OCCRP Condemns Press Censorship In Latvia

Published: 01 August 2014


OCCRP strongly condemns the brazen stifling of press freedom by the Latvian court, which has frozen the assets of the publisher of Ir, a weekly investigative journal.

Following a defamation claim filed by bankruptcy administrator Maris Spruds against Ir, the court in the capital city of Riga seized more than US$ 30,000 from Cits Medijs, the publisher of the magazine.

This is the first time that the Baltic state has frozen assets before a defamation trial has even begun, thus “raising questions about its propriety and having potentially serious consequences for other publications working to expose inconvenient truths,” reports Public Broadcasting of Latvia (LSM).

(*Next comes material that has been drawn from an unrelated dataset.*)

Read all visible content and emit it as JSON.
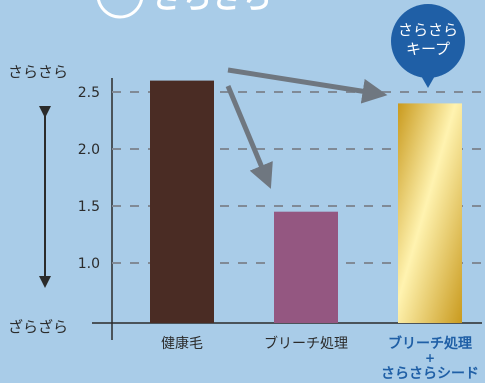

Inga Springe, a journalist from the Baltic Center for Investigative Journalism Re:Baltica, which is an Organized Crime and Corruption Reporting Project (OCCRP) partner, says that the court ruling threatens investigative journalism in Latvia, which is already weak. 

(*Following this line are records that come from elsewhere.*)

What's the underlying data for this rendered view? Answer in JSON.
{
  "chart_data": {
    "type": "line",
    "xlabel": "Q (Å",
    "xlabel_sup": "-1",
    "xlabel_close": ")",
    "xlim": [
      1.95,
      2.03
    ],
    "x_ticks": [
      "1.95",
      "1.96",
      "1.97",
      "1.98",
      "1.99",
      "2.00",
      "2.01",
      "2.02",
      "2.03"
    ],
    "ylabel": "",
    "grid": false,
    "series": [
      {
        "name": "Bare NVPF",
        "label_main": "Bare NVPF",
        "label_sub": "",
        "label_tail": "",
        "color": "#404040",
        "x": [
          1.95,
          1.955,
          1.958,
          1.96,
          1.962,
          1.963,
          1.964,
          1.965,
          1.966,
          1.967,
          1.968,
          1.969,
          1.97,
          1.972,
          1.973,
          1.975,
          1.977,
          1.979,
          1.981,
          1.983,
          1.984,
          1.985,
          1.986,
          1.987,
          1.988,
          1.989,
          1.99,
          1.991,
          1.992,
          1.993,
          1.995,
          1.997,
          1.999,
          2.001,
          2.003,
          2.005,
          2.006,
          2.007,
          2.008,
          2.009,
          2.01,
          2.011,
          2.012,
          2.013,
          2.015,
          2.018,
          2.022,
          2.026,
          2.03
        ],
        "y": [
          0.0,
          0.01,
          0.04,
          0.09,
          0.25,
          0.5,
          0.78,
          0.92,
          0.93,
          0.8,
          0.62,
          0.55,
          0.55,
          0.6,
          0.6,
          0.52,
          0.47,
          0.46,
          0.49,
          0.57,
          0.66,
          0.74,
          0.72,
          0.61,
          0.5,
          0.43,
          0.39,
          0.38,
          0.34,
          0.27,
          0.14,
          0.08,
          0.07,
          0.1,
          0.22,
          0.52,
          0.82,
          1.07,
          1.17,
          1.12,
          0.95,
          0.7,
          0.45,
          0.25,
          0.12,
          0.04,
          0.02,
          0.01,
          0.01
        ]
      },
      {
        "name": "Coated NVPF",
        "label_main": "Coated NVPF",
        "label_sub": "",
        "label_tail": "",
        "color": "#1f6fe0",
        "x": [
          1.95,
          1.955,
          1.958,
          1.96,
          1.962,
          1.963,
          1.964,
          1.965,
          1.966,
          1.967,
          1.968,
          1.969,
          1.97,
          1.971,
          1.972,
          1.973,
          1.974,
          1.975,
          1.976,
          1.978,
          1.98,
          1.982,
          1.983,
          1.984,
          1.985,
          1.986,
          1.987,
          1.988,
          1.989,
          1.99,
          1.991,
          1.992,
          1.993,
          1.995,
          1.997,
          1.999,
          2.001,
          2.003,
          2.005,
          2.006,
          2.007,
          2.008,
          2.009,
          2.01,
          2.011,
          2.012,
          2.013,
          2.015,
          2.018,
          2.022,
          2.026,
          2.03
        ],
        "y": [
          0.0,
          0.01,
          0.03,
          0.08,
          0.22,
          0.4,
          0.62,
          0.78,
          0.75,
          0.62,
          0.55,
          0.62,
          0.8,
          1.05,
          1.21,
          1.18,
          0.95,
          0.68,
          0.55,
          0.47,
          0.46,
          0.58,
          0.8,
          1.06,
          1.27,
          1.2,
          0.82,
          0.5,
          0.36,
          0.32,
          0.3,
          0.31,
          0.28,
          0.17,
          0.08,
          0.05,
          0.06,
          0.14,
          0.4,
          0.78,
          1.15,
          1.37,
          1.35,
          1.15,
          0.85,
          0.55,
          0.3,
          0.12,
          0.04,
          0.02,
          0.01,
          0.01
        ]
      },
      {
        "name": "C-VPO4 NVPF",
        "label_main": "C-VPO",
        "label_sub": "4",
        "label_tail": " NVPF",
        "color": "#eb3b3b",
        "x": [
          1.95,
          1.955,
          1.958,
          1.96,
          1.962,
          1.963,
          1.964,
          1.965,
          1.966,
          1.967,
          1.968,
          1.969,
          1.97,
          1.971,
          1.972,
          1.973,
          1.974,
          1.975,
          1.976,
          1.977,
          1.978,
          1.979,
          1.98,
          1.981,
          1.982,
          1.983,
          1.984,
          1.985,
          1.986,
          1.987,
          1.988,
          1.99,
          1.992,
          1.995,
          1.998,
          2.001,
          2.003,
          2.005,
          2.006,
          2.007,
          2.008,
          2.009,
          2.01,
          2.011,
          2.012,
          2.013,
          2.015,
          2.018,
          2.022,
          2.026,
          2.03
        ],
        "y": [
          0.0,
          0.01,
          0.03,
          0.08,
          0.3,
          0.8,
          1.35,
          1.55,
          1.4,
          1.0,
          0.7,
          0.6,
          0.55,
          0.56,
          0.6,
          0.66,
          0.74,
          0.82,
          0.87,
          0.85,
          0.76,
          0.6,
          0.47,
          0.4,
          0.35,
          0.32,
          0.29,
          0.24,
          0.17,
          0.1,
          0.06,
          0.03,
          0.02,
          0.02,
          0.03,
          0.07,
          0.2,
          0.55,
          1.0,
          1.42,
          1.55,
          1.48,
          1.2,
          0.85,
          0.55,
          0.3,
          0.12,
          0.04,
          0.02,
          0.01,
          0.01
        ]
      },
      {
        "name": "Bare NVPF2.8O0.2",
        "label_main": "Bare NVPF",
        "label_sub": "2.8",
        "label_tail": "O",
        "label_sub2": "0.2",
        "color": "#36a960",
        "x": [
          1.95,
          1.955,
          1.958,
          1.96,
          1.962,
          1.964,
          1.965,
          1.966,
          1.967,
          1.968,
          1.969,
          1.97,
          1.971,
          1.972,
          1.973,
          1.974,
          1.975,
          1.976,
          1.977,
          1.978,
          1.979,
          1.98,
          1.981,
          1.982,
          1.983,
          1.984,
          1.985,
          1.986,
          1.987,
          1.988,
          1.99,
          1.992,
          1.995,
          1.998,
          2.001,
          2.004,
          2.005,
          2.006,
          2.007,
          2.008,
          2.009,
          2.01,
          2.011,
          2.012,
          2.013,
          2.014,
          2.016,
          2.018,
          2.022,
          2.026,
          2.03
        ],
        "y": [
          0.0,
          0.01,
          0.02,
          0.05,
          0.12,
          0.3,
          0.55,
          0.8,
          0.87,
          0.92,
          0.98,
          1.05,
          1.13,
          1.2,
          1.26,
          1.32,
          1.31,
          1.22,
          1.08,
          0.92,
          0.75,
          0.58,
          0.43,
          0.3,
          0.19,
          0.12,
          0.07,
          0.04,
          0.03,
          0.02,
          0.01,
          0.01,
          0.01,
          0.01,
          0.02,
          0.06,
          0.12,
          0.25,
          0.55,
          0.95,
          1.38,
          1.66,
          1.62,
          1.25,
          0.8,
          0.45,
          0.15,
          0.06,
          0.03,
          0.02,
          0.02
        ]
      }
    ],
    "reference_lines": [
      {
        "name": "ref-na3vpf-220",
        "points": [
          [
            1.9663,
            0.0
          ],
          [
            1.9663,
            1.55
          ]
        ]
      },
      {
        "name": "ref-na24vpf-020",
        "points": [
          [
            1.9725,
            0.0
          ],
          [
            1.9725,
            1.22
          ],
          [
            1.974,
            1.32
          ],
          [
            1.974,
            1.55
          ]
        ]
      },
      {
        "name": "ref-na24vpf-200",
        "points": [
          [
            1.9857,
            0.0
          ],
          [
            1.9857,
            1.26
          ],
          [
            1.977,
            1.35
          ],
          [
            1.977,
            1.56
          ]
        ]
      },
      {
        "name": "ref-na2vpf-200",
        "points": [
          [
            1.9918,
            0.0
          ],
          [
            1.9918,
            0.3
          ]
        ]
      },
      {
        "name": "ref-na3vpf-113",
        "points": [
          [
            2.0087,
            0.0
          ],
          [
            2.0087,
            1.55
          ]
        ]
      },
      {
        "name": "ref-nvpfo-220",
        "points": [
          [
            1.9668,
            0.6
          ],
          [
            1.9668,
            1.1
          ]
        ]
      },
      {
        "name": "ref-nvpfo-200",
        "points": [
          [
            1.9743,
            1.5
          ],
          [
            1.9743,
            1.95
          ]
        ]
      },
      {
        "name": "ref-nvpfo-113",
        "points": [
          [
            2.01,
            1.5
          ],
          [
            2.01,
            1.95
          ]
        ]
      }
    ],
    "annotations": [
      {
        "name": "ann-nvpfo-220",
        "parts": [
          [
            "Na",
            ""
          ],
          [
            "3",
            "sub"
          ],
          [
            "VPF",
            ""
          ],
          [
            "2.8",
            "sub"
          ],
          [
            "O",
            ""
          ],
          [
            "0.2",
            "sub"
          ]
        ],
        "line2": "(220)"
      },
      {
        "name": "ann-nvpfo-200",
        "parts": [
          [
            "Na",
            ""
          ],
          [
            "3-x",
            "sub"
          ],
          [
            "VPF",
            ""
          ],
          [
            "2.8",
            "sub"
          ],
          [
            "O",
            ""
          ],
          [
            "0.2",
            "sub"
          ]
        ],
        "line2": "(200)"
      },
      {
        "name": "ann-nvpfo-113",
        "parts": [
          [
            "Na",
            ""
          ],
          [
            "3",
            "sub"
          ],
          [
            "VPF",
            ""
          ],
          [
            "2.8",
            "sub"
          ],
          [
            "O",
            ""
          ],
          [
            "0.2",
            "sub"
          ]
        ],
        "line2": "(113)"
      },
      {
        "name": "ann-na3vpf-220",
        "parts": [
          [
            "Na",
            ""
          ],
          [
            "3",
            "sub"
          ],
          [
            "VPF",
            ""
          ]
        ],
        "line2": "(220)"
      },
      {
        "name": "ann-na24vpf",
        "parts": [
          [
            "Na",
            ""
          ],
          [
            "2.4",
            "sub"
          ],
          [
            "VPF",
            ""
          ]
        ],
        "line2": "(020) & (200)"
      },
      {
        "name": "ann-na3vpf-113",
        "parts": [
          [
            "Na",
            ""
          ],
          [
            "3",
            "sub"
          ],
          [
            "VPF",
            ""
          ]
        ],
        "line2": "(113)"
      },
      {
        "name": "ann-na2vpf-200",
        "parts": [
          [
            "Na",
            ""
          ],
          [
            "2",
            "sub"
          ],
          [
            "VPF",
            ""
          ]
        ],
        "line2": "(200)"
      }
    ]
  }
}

The defamation claim was filed by Spruds over a series of articles published in the fall of 2012. Ir says that it stands by its articles. 

According to Springe, the stories do not accuse Spruds specifically of any wrongdoing, and instead focus on insolvency cases related to high-profile figures in Latvia. The journalist said Spruds has challenged the article and the accompanying picture on the magazine's cover—but not any specific facts within it. 

Ir magazine's editor-in-chief Nellija Locmele said, “Mr. Spruds has no hope of winning the case in a trial, so he is playing for time and trying to harm Ir by whatever means he can. This parody of justice affirms how much the Latvian court system is in need of real reforms,” reports LSM. 

The Baltic Center for Investigative Journalism Re:Baltica is an important partner of OCCRP, which condemns the premature and harsh manner in which the Latvian court has dealt with press freedom in this case.

Said OCCRP editor Drew Sullivan, “This ruling is ridiculous although its not the first absurd ruling by Latvian courts on media issues. Media must be protected by courts and not harassed by them. 'Ir’ has not been found guilty of anything so this requirement by the court is tantamount to stifling the media for no reason."